A ABRASCO e diversas organizações da sociedade civil se manifestaram apontando que as ações afirmativas nas instituições de ensino e no serviço público são fundamentais à construção de uma sociedade justa e igualitária ao buscar incluir grupos que têm sido vulnerabilizados ao longo de séculos. Infelizmente, as manifestações e os impactos do racismo, sexismo, capacitismo, etarismo e outras formas de discriminação não se encerram ao se receber o diploma de medicina. Ao adotar uma retórica de “meritocracia” e de “qualidade” de formação em contraposição às cotas, as entidades médicas ignoram as necessidades da população, a importância do respeito e compartilhamento de ciências entre povos, e evidenciam a defesa da manutenção de privilégios.

As políticas de ação afirmativa são, verdadeiramente, fruto do debate amplo e democrático de toda a sociedade brasileira ao longo de décadas, são coerentes com medidas de reparação aos povos negros, indígenas, quilombolas, LGBTQIAPN+.  Estes contingentes populacionais estiveram, ao longo da história, excluídos de políticas compensatórias das inúmeras e graves discriminações sofridas.

Em um país onde a distribuição de profissionais de saúde é altamente heterogênea e três quartos de todas as vagas em cursos de medicina estão concentradas em menos de meia dúzia de conglomerados privados de ensino, portanto muito distantes do acesso da maioria da população, a garantia das ações afirmativas na área da saúde deveria ser uma questão de honestidade intelectual e política das pessoas e entidades que acreditam em um SUS equânime e justo.

As ações afirmativas representam hoje uma revolução no campo da educação universitária, especialmente na área da saúde.

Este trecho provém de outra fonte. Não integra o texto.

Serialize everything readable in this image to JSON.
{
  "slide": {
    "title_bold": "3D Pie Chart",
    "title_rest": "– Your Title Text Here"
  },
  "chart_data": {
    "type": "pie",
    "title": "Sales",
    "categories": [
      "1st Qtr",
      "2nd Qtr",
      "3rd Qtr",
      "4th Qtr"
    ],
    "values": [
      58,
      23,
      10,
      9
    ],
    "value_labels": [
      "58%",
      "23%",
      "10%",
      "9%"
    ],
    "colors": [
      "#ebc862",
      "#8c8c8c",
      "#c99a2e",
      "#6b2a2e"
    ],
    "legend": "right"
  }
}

Não só reservam vagas a pessoas vinculadas às ações afirmativas, mas também ampliam possibilidades de investimento na educação em níveis nunca antes experimentados no ensino superior do país. Do ponto de vista legal, o STF já declarou a constitucionalidade das ações afirmativas e a utilização de reserva de vagas por critério étnico-racial na seleção para ingresso no ensino superior público.

Neste 20 de novembro de 2024, a ABRASCO, por meio do GT Racismo e Saúde, se junta aos movimentos nacionais pela construção de uma saúde justa, solidária e equânime; saúda a todos e todas que participam da luta antirracista e se comprometem a continuar avançando na defesa do SUS público, gratuito e de qualidade, no qual todas as atrizes e todos os atores do sistema sejam justamente tratadas/os e representadas/os.